But then the three children were seven clouds
And I was confused
(As I always am when I blink)
And the printed memory was as insubstantial
As the castles licked and battered by waves.

The only purpose I have observed in this wall:
It returns my inquiries
With omnipresent echoes
As if the wall itself is asking the same question.

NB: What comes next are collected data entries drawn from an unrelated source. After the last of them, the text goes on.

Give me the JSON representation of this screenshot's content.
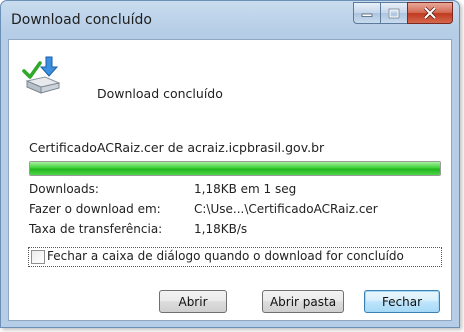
{
  "window": {
    "title": "Download concluído"
  },
  "header": {
    "text": "Download concluído",
    "icon": "download-complete-icon"
  },
  "download": {
    "filename_line": "CertificadoACRaiz.cer de acraiz.icpbrasil.gov.br",
    "progress_percent": 100
  },
  "info": [
    {
      "label": "Downloads:",
      "value": "1,18KB em 1 seg"
    },
    {
      "label": "Fazer o download em:",
      "value": "C:\\Use...\\CertificadoACRaiz.cer"
    },
    {
      "label": "Taxa de transferência:",
      "value": "1,18KB/s"
    }
  ],
  "checkbox": {
    "label": "Fechar a caixa de diálogo quando o download for concluído",
    "checked": false
  },
  "buttons": {
    "open": "Abrir",
    "open_folder": "Abrir pasta",
    "close": "Fechar"
  },
  "colors": {
    "progress_green": "#22b520",
    "close_button_red": "#c0391f"
  }
}
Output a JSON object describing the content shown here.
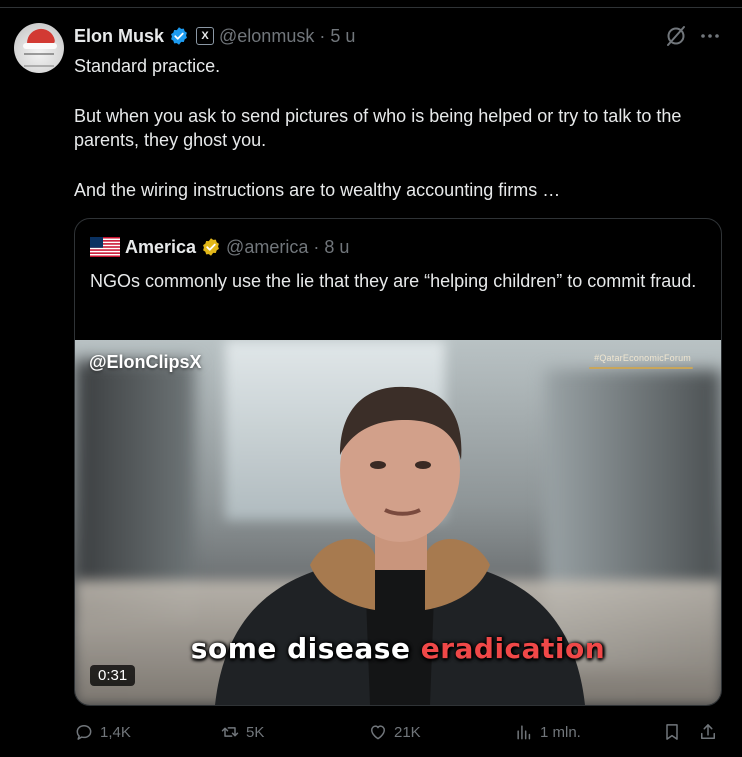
{
  "author": {
    "name": "Elon Musk",
    "handle": "@elonmusk",
    "separator": "·",
    "time": "5 u",
    "badge_text": "X",
    "verified_color": "#1d9bf0"
  },
  "tweet": {
    "paragraphs": [
      "Standard practice.",
      "But when you ask to send pictures of who is being helped or try to talk to the parents, they ghost you.",
      "And the wiring instructions are to wealthy accounting firms …"
    ]
  },
  "quoted": {
    "name": "America",
    "handle": "@america",
    "separator": "·",
    "time": "8 u",
    "verified_color": "#e2b719",
    "text": "NGOs commonly use the lie that they are “helping children” to commit fraud.",
    "video": {
      "watermark": "@ElonClipsX",
      "event_tag": "#QatarEconomicForum",
      "caption_white": "some disease",
      "caption_red": "eradication",
      "duration": "0:31"
    }
  },
  "actions": {
    "replies": "1,4K",
    "reposts": "5K",
    "likes": "21K",
    "views": "1 mln."
  },
  "colors": {
    "background": "#000000",
    "text": "#e7e9ea",
    "muted": "#71767b",
    "border": "#2f3336"
  }
}
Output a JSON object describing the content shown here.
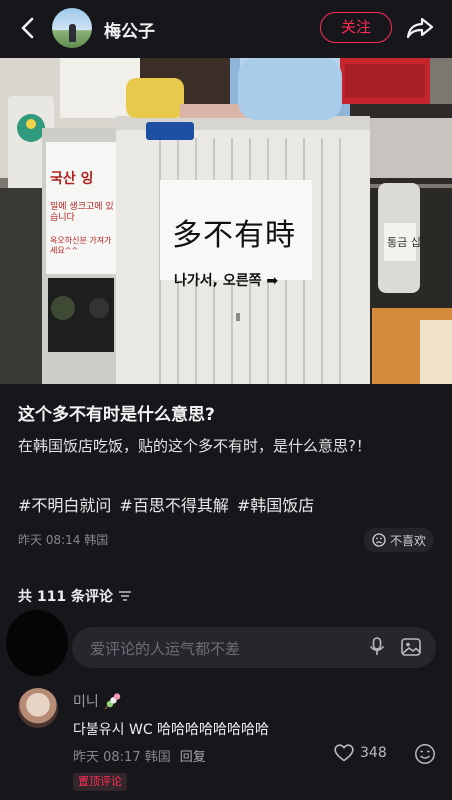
{
  "header": {
    "author_name": "梅公子",
    "follow_label": "关注",
    "back_icon": "chevron-left-icon",
    "share_icon": "share-arrow-icon"
  },
  "photo": {
    "sign_main": "多不有時",
    "sign_sub": "나가서, 오른쪽 ➡",
    "left_sign_lines": [
      "국산 잉",
      "밀에 생크고에 있습니다",
      "옥오하신분 가져가세요^^"
    ],
    "bottle_label": "통금 십"
  },
  "post": {
    "title": "这个多不有时是什么意思?",
    "body": "在韩国饭店吃饭，贴的这个多不有时，是什么意思?！",
    "tags": [
      "#不明白就问",
      "#百思不得其解",
      "#韩国饭店"
    ],
    "meta": "昨天 08:14 韩国",
    "dislike_label": "不喜欢"
  },
  "comments": {
    "count_label": "共 111 条评论",
    "input_placeholder": "爱评论的人运气都不差",
    "items": [
      {
        "user": "미니",
        "text": "다불유시 WC 哈哈哈哈哈哈哈哈",
        "time": "昨天 08:17 韩国",
        "reply_label": "回复",
        "likes": "348",
        "badge": "置顶评论"
      }
    ]
  },
  "colors": {
    "background": "#17171b",
    "accent": "#fe2c55",
    "muted": "#85858d"
  }
}
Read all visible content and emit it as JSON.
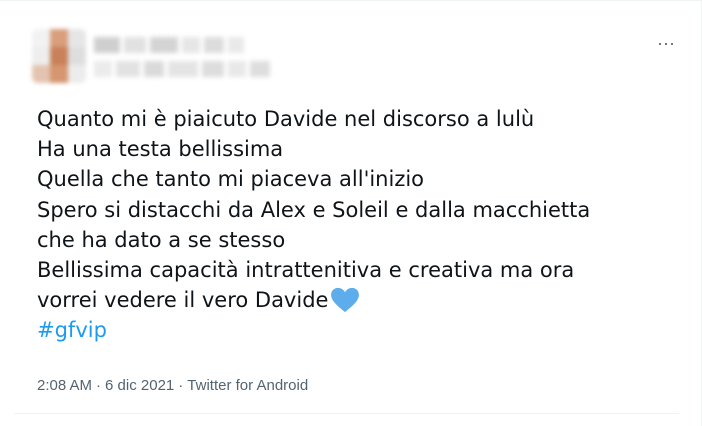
{
  "tweet": {
    "more_label": "···",
    "lines": [
      "Quanto mi è piaicuto Davide nel discorso a lulù",
      "Ha una testa bellissima",
      "Quella che tanto mi piaceva all'inizio",
      "Spero si distacchi da Alex e Soleil e dalla macchietta",
      "che ha dato a se stesso",
      "Bellissima capacità intrattenitiva e creativa ma ora",
      "vorrei vedere il vero Davide"
    ],
    "heart_emoji": "blue-heart",
    "hashtag": "#gfvip",
    "time": "2:08 AM",
    "date": "6 dic 2021",
    "source": "Twitter for Android",
    "separator": "·"
  },
  "colors": {
    "text": "#0f1419",
    "link": "#1d9bf0",
    "meta": "#536471",
    "heart": "#5dadec",
    "border": "#eff3f4"
  }
}
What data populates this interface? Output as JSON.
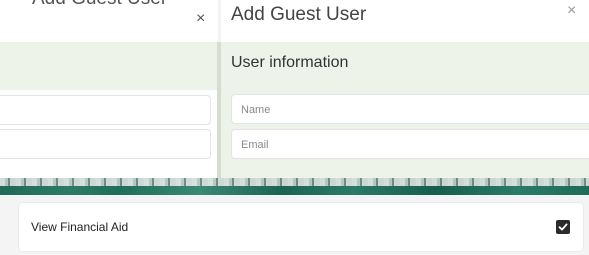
{
  "left_dialog": {
    "title": "Add Guest User",
    "close_glyph": "×"
  },
  "right_dialog": {
    "title": "Add Guest User",
    "close_glyph": "×",
    "section_title": "User information",
    "name_placeholder": "Name",
    "email_placeholder": "Email"
  },
  "permissions": {
    "view_financial_aid_label": "View Financial Aid",
    "view_financial_aid_checked": true
  },
  "icons": {
    "close": "close-icon",
    "check": "check-icon"
  },
  "colors": {
    "section_bg": "#eef3ea",
    "accent_strip": "#2a7a66",
    "checkbox": "#2b2b2b"
  }
}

On the Mountainside (2009)

I. High

I danced at the summit for eleven weeks.

I felt a million dimensions in every word I spoke, sang, wrote, heard, saw
Texture, timbre, tone
A titillating, tender, ticklish totality
Mastered and dubbed over the Is.

My eyes were ravished by ravishing landscapes
Surrounding me, trapping me in an Edenic, blissful cage;
By somber, majestic portraits of the princes and princesses
Who preside over their cash registers and ticket booths,
Who put a quarter in the box and steal seven newspapers for their friends,
Who try on dresses and skirts they will never buy,
Who pick up after their miniaturized poodles with plastic bags,
Who climb out the window for a covert smoke,
Who forget to take out the trash again,
These bored Gods, these idle avatars of cosmic demonstration,
Sleeping in their walking vessels;
By a principle of frenetic motion;
By an immovable exception;
By a struggle to shove the unshovable;
By feet rooted in will;
By the pout of a violent universe, at last proved impotent;
By the smirk of a man accomplished;
By a rosy lens illuminating the skin
And obfuscating the soul
Of the Is.

But I was oblivious to a stone that Was:
So I stumbled over it
And tumbled down the mountainside.
Rocks tore at my clothes,
Thorns eviscerated and exsanguinated my body,
Bumps and dips in the mountainside
Bludgeoned and battered me,
Breaking all my bones,
Dirt and bugs got in all the bloody bodily breaches,
Infected, infested, ingested me,
And when at last I lay dormant at the foot of the mountain,
I was a mangled sack of rubble and filth.

II. Low

I decayed in the soil for eleven weeks.

Worms ate my flesh
(And weasels ripped it),
Poisoning me with their sick gluttony.
My shattered bones were chilled and frosted
By a wind that filled my ears and nostrils,
Stung my eyes,
Blackened my toes,
Echoed screaming in my head a cacophony of:
Hate.
With my bony claws
I wanted to pluck out the eyes
That watered with pity.
I wanted to strangle the necks
Wherefrom comforting words would come,
Desperately try to console me.
I wanted to bite the hands
That stroked, that soothed, that offered succor.
I wanted to snap the arms
That wrapt around me, that attempted to lift me out of my mire.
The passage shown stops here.